In short, under such altered temporal conditions, not only human proverbs, but all the daily current of human life, will be curiously modified. Pupils at the Latin School will no longer say, Tempus fugit. Breakfast may be expected to consume ten hours, at the least and dinner not less than twenty-five ; and dyspepsia, as a matter of course, will long ago have become a disease unheard of. All in all, the picture is inviting, though, as perhaps must be true of every picture, it is not quite without shadows. Think, for example, of a prisoner sentenced to a day of solitary confinement on bread and water, or the people of an entire commonwealth hidden to observe a day of fasting! Consider, also, the probable length of sermons!
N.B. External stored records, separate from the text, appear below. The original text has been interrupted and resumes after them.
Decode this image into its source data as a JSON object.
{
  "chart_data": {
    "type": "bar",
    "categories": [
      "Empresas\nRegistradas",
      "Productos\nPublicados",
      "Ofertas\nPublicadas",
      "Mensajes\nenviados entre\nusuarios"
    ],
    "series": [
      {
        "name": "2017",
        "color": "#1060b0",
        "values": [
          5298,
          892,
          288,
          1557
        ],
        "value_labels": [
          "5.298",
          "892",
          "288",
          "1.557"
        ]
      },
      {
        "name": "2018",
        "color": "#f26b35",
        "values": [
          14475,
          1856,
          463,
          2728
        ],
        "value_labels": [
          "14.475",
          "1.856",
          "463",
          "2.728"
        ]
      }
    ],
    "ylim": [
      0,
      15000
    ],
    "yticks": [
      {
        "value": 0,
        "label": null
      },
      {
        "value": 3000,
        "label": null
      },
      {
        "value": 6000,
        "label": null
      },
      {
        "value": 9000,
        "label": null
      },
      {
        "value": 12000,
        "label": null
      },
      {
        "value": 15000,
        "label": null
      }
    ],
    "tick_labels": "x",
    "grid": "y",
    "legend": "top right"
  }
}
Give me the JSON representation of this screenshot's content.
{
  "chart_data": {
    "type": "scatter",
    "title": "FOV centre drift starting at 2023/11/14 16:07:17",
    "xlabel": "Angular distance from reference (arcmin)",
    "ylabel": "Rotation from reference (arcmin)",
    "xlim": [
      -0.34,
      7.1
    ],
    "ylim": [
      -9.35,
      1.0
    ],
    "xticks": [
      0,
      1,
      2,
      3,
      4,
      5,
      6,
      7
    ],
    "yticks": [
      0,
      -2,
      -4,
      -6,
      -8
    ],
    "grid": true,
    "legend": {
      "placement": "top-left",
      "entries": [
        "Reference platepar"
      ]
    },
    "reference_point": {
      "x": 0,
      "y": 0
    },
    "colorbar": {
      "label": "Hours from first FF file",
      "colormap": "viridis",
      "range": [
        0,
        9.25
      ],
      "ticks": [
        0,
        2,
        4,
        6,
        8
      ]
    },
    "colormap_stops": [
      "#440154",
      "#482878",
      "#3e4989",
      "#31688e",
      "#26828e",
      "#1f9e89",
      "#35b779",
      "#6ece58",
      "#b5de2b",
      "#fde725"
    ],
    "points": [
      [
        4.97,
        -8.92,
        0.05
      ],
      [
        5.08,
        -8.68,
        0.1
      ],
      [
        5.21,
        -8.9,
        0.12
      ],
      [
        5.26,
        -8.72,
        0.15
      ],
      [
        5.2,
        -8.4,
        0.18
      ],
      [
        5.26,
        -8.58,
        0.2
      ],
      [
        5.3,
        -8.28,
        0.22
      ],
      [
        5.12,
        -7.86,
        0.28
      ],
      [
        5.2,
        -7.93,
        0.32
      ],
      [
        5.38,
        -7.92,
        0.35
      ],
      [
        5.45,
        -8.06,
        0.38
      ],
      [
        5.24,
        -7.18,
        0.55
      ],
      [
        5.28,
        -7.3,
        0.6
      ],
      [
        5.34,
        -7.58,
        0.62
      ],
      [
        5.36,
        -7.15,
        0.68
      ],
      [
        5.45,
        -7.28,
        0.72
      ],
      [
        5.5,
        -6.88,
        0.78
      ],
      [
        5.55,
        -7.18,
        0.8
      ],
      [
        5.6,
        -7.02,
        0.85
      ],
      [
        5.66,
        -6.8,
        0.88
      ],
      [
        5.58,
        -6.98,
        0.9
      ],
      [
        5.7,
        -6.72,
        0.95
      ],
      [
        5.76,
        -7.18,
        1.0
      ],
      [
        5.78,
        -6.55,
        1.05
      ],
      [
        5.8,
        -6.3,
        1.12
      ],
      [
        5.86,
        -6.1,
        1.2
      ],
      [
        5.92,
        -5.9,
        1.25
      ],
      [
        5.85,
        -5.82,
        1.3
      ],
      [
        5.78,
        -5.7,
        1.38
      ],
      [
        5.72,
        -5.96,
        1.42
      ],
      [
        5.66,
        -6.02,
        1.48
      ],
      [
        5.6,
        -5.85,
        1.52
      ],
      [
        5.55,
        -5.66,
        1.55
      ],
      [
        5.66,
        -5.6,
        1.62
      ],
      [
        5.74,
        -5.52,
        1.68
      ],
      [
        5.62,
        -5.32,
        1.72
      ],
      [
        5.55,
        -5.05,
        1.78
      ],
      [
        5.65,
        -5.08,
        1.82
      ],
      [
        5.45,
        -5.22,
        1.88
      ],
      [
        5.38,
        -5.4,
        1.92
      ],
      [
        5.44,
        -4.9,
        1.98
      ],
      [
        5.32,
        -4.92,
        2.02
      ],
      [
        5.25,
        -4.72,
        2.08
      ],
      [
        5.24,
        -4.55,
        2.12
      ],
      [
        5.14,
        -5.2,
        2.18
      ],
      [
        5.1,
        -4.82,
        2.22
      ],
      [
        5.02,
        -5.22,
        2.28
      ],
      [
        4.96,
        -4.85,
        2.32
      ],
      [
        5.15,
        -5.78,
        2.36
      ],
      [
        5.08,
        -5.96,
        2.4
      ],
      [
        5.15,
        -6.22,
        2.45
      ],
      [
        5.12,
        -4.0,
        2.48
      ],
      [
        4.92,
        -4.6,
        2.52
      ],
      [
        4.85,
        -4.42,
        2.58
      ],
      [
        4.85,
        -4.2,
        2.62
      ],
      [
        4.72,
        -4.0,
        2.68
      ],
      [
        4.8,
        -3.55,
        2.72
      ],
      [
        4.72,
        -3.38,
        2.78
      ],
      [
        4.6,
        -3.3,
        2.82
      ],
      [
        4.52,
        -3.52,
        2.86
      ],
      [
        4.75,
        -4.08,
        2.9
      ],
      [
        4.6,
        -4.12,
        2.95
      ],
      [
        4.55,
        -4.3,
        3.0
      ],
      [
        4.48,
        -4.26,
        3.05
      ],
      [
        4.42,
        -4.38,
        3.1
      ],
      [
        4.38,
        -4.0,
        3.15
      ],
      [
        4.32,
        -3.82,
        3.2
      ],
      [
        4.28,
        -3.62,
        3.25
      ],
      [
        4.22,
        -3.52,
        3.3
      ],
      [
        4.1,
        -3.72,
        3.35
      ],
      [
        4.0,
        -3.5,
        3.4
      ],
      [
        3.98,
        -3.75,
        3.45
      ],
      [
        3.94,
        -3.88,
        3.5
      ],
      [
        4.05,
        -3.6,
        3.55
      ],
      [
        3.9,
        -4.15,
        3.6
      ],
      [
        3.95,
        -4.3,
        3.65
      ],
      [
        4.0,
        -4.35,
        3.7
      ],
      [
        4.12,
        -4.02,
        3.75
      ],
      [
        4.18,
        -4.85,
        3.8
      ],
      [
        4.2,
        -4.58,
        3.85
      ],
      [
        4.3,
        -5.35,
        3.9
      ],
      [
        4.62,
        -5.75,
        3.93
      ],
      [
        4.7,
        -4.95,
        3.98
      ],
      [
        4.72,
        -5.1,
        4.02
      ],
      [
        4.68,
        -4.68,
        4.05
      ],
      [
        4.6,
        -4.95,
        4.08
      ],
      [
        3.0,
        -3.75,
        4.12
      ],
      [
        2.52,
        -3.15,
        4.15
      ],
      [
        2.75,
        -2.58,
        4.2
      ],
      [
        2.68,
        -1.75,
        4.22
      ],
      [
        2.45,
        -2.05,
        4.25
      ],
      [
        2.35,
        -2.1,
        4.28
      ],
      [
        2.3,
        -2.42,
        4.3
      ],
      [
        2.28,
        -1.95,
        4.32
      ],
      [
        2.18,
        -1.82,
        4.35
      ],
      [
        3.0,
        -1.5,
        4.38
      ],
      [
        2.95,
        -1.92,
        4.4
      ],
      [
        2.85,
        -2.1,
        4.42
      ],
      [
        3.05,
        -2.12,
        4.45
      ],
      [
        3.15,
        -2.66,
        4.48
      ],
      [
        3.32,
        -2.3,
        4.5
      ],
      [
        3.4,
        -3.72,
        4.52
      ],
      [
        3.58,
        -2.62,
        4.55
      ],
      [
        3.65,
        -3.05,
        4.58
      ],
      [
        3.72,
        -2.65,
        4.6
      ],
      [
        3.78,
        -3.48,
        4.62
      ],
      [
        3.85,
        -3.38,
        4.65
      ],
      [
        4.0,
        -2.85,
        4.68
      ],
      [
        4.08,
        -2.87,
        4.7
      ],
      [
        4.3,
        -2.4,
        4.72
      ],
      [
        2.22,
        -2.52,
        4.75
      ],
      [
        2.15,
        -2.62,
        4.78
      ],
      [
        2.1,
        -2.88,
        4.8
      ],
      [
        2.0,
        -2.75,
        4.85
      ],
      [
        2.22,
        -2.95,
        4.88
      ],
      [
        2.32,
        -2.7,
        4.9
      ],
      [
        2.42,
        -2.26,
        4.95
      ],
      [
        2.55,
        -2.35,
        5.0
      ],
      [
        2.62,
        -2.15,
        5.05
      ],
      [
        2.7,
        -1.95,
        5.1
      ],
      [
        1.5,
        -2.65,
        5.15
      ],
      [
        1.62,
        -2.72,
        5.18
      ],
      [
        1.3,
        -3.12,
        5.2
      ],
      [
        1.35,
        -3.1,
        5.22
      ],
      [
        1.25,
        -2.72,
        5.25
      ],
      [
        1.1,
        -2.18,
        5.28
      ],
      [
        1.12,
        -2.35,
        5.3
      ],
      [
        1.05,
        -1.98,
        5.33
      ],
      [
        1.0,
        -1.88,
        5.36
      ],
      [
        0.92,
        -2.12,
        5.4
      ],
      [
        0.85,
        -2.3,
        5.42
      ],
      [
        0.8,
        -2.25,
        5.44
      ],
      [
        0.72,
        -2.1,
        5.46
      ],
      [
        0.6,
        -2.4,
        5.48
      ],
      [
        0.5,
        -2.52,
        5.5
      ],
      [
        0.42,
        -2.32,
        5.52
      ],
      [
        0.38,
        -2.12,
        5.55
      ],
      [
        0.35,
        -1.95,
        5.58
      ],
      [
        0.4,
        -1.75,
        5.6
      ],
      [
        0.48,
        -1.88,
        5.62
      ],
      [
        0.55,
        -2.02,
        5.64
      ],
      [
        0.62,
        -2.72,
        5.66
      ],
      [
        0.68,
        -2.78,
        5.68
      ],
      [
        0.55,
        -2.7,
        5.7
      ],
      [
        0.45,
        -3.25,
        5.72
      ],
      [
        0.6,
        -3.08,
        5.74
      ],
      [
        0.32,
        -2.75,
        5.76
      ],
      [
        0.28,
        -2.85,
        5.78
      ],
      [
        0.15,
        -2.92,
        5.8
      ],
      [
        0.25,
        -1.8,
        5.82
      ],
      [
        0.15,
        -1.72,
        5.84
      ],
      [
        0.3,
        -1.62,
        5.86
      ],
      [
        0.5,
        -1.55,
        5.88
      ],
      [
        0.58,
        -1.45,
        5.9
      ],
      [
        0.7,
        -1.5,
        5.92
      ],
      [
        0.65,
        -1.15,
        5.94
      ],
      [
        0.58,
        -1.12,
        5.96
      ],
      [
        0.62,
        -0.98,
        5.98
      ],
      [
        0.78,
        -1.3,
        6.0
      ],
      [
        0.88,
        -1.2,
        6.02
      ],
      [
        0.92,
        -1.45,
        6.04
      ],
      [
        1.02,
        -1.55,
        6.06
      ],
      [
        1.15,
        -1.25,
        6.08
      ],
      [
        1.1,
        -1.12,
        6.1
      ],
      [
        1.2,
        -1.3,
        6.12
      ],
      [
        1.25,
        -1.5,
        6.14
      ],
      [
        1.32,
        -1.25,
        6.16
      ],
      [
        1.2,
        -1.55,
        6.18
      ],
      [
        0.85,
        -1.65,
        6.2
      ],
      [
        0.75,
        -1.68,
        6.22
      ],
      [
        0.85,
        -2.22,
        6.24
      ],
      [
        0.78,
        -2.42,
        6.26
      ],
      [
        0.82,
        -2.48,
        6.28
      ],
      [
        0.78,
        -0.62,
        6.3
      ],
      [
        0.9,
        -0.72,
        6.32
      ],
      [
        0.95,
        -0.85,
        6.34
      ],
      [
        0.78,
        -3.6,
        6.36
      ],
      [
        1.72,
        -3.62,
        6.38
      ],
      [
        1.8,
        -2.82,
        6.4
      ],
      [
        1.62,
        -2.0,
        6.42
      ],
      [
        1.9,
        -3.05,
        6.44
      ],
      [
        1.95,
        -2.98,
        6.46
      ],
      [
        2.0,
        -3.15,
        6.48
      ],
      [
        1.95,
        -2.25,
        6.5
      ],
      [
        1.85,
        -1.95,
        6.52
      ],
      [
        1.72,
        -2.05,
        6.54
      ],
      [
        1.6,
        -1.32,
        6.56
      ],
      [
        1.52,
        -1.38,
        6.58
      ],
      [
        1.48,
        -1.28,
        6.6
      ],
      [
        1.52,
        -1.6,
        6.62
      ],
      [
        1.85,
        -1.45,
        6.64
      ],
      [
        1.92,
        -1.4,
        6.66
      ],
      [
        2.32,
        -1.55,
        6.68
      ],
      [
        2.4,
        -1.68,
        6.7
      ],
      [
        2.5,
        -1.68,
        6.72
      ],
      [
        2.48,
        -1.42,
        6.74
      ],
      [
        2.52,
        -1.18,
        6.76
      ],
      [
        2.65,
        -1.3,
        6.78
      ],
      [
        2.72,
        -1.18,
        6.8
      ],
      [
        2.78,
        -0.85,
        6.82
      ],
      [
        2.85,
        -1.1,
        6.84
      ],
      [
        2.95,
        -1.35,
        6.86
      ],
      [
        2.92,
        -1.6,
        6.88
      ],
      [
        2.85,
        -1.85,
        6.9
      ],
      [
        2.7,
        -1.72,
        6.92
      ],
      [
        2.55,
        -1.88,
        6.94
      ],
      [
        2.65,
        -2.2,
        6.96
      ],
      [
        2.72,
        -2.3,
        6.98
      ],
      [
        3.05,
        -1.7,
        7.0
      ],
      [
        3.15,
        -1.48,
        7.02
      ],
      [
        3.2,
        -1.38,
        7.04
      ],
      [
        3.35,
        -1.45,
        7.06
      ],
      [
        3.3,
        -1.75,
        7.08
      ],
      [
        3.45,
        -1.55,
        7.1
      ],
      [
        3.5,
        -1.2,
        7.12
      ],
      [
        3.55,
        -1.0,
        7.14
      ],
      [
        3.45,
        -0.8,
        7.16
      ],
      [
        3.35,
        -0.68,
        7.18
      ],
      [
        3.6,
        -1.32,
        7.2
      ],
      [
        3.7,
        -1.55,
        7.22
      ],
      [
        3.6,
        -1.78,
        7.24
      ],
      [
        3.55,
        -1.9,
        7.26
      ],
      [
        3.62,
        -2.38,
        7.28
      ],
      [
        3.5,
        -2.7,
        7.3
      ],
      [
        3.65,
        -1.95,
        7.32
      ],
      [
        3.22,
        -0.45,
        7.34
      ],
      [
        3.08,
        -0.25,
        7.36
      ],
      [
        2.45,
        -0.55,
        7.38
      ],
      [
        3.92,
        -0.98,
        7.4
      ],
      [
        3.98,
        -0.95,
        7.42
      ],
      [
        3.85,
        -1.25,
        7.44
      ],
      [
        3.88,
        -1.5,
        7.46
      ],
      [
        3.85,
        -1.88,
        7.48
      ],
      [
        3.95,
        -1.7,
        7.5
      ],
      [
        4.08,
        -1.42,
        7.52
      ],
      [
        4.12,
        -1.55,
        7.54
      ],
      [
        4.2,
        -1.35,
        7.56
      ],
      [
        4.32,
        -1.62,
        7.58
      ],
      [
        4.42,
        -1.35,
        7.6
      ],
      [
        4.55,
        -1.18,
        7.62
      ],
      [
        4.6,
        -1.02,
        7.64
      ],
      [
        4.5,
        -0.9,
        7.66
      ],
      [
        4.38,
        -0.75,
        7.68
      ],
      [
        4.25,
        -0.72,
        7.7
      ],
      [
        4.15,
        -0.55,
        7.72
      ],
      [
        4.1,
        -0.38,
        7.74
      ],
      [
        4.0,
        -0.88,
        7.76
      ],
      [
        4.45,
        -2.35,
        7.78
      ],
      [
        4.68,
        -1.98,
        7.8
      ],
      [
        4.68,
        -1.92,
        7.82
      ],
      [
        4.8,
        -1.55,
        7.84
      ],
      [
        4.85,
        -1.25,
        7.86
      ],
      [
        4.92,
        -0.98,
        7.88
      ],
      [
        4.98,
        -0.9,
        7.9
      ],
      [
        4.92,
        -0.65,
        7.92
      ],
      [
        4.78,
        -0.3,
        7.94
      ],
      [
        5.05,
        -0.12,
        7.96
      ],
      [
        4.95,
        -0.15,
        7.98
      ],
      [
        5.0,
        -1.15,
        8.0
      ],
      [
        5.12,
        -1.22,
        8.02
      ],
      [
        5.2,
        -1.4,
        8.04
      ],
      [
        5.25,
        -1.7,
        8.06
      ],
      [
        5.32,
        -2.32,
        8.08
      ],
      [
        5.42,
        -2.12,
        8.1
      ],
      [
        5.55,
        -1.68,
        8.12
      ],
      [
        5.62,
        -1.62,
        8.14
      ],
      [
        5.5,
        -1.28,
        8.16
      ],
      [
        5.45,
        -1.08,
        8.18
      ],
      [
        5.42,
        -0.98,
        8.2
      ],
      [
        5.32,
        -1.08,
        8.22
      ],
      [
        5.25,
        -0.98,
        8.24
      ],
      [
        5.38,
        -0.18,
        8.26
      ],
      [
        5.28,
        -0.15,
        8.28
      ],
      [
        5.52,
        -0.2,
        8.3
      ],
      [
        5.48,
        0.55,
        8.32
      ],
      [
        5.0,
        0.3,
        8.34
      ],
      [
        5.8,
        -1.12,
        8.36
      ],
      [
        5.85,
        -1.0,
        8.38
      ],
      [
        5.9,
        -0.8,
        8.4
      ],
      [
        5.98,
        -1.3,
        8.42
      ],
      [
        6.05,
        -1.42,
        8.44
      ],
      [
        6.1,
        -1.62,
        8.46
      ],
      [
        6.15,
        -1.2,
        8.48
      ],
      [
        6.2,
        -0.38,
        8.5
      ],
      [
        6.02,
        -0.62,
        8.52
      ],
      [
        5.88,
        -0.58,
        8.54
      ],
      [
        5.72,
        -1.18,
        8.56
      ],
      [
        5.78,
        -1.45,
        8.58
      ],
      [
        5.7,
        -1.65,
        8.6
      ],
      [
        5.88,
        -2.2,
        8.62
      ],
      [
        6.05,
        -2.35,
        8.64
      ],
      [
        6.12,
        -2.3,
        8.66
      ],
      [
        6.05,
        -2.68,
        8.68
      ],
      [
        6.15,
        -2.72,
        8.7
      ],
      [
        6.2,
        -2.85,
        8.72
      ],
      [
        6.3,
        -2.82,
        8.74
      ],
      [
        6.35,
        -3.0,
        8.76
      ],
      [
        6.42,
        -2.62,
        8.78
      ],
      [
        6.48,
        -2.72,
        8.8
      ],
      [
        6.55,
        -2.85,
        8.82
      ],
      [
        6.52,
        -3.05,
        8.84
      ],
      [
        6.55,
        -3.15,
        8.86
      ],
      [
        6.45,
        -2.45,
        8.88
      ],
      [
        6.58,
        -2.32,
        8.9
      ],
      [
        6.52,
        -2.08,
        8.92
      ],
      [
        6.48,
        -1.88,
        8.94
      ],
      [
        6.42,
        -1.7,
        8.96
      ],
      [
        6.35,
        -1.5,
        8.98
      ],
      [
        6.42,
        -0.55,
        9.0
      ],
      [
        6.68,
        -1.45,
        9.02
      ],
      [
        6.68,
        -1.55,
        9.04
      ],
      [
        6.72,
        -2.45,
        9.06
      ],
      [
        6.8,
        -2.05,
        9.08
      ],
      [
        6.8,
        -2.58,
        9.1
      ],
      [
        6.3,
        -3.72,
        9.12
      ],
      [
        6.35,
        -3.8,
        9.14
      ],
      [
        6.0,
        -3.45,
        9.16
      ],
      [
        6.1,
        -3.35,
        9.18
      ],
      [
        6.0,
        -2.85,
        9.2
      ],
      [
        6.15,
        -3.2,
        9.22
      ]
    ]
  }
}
That day of fourteen hundred hours, inevitable as is its coming, is, unhappily, far distant. But the very tardiness of its approach is, in one aspect, highly encouraging to the idle temperament. If some bustling Yankee had taken a contract, to reduce the velocity of the earth’s rotation, he would have set about it, as the Yankee expression is, " hammer and tongs.” But the Moon (who, by the bye, is probably not “ pale from weariness ”) takes up the work in another spirit. “ Be not in haste, O son of Adam,” I fancy her saying; “ blessed are they that know how to be idle.” She is not to be flurried with any thought of the magnitude of her undertaking. Twice a day she applies her brake, and in the time appointed she will complete her task. How long that time is likely to prove, the reader, if he have a slate large enough, may calculate for himself ; the requisite datum is furnished by the approximate fact that the work progresses at the rate of about one sixty-sixth of a second in every twenty-five hundred years. For my own part, I have never deemed it worthwhile to figure the sum. Enough that as long as I live things must remain substantially as they are. And yet, as I began by saying, I take no little satisfaction in the Moon’s labor. It will avail for others, it not for me; and meanwhile, unfinished though it is,
I am resolved to turn it to some practical account. Till now, when upbraided for my indolence, either by my own perverted conscience or by my neighbors, I have been wont to quote the sage of Grasmere: —
Come, hear the woodland linnet,
How sweet his music ! On my life,
There ’s more of wisdom in it.
May teach you more of man,
Of moral evil and of good,
Than all the sages can.”
But I have observed that those who ride the hobby of hard work are seldom much impressed by a stanza or two of poetry. Henceforth, then, I shall refer them not to the poet, but to the astronomer ; the man of science, who deals in figures, to be sure, but not in figures of speech. I shall remind my censors that the Divine Providence itself has discovered that the world was started at too fast a pace, and, having discovered it, has been engaged ever since in the process of slowing up. I shall assure them that I have taken to heart the fair Moon’s example, and am determined never more to be in haste; to act hereafter as if I were already a dweller in the promised land, the land of “ an astronomic leisure.”